Beim Bamberger Anlagenbauer Kaspar-Schulz zieht sich Inhaber Johann Schulz-Hess aus der Geschäftsführung zurück. Die Komplexität des mittlerweile zu einem kleinen Konzern gewachsenen Familienunternehmens erfordert neue Strukturen.
Seit der Übernahme der operativen Führung durch Johannes Schulz-Hess vor 15 Jahren hatte der Anlagenbauer aus Bamberg ein atemberaubendes Wachstum hingelegt. Aus 82 Mitarbeitern wurden 385, aus einem Betrieb wurden vier. Die interne Struktur wuchs aber offenbar nicht im gleichen Ausmaß. „Organisatorisch für eine operative und nachhaltige Entlastung zu sorgen, ist mir über die Jahre leider nicht gelungen“, teilte der Inhaber unlängst in einem sehr deutlichen internen Schreiben an die Belegschaft mit, das INSIDE vorliegt. Er werde sich jetzt aus der Gf zurückziehen, „um für das Unternehmen und die ganze Schulz Markenfamilie noch besser stärken-orientiert arbeiten zu können“.
2016 erwarben die Bamberger den Geschäftsbetrieb der Hinke Gruppe in Oberösterreich und holten zusätzliches Know-how im Behälterbau. 2018 schalteten sie mit der Übernahme von Künzel im fränkischen Mainleus Kompetenzen beim Malzhandling in der Brauerei auf. Mitte 2020 dann verkaufte die Bauer AG ihr Töchterchen Esau&Hueber an die Franken, hübsch verkauft als Kooperation mit einem „neuen und strategischen Partner, der das eigene Portfolio vor allem im Brauerei- und Pharmabereich ideal ergänzt“ (INSIDE 853). Um die Sudhausbau-Kernkompetenz der Bamberger - war Esau&Hueber allerdings schnell entkernt; interessiert waren die Franken vor allem an den Anlagen für Kaltbereiche und Belüftung.
Spurlos konnte diese Offensive an Kaspar Schulz nicht vorübergehen. Gebeutelt von der anfänglichen Investitionszurückhaltung der Kunden nach Ausbruch der Corona-Krise bilanzierte das Haus 2020 laut Bundesanzeiger einen Jahresfehlbetrag von 2,29 Mio Euro, der Stammkapital und Gewinnvortrag überstieg und für eine „buchmäßige Überschuldung“ des Unternehmens sorgte – abgefedert durch eine „harte Patronatserklärung des Alleingesellschafters Herrn Johannes Schulz-Hess über EUR T-EUR 1.000“. Die Corona-Krise traf seinerzeit allerdings auch andere Anlagenbauer brutal; Krones beispielsweise verlor 2020 16% Umsatz gegenüber 2019 und rutschte beim Konzernergebnis mit knapp 80 Mio Euro dick ins Minus. Bei Kaspar Schulz brach das Rohergebnis rund 27% ein.

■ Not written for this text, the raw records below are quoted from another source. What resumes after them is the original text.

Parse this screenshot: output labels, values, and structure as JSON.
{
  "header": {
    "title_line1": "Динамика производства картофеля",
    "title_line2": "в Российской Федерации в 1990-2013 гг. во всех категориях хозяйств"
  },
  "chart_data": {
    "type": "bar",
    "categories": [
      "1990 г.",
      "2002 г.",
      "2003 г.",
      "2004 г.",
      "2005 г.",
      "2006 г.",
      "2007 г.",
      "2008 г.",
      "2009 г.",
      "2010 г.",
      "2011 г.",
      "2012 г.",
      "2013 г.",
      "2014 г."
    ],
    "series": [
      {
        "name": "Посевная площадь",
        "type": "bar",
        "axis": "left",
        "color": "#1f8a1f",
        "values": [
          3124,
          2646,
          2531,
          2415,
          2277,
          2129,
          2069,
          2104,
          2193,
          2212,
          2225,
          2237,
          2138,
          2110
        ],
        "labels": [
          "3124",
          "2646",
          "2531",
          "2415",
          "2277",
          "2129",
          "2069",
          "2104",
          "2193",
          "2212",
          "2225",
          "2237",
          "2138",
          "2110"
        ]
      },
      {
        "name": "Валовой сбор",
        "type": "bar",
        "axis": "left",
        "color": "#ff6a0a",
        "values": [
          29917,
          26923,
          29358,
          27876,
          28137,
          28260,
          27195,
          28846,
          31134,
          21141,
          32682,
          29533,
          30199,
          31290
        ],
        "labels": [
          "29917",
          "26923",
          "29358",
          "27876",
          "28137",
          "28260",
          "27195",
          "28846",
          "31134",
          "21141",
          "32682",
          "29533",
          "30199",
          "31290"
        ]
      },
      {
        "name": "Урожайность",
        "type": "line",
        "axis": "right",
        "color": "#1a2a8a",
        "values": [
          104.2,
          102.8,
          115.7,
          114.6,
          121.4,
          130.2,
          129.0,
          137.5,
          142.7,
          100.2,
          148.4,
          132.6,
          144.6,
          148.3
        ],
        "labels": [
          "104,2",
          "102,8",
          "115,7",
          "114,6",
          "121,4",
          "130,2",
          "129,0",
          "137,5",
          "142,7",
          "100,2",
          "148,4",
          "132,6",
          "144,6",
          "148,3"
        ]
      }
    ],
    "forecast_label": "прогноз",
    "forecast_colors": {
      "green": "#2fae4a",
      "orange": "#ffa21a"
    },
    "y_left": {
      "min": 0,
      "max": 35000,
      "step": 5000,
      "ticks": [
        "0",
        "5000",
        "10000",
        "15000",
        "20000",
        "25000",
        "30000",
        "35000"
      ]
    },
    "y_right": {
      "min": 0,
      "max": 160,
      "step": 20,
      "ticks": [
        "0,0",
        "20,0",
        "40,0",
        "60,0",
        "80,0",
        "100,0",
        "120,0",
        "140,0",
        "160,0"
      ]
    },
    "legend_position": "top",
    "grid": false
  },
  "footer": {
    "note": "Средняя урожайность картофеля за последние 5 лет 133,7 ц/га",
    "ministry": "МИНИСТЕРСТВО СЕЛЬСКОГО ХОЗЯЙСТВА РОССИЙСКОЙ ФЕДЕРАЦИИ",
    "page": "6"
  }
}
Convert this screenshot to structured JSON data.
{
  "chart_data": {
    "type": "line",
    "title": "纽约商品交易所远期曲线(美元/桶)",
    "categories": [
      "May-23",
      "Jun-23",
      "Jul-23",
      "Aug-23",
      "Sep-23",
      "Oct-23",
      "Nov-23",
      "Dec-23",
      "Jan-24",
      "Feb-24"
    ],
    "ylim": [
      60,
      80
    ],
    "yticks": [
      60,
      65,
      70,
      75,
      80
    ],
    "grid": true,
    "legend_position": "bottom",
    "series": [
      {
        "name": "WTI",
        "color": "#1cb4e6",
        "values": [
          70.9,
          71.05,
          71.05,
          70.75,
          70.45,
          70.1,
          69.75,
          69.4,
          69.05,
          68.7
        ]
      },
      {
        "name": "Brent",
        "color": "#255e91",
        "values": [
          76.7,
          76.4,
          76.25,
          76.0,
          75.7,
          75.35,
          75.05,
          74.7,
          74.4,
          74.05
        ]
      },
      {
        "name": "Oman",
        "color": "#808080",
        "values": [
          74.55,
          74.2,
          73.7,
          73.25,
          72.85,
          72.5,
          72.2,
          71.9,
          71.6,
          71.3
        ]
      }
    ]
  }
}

Er wolle „meinen persönlichen Verantwortungsbereich im Unternehmen verändern“, teilte Johannes Schulz-Hess jetzt mit. Denn „dauerhaft werde ich meinen Tätigkeiten weder für Sie zufriedenstellend nachkommen noch diesen Zustand persönlich länger durchhalten können“. Die „Unplanbarkeit der vergangenen beiden Krisenjahre hat dabei sicherlich auch Spuren hinterlassen.“ Wer zum 1. Oktober neuer Geschäftsführer bei Kaspar Schulz wird, ist noch nicht bekannt. Beim fränkischen Anlagenbauer sieht man sich nach den belastenden Jahren der Corona-Krise aber gewappnet; die Kunden bestellen wieder, das Geschäft brummt. Bereits im Geschäftsbericht für 2020 wird prognostiziert, man gehe davon aus, „zum 31.12.2021 wieder ein angemessenes positives Eigenkapital darstellen zu können.“ Zudem plant Kaspar Schulz laut INSIDERN mit der neu gegründeten Bierfreaks GmbH den Einstieg ins Homebrewing-Geschäft. An Bord sind Stand heute neben JSH auch der BarthHaas-Gf Oliver Bergner und Weissman Institut-Gf Michael Pellny.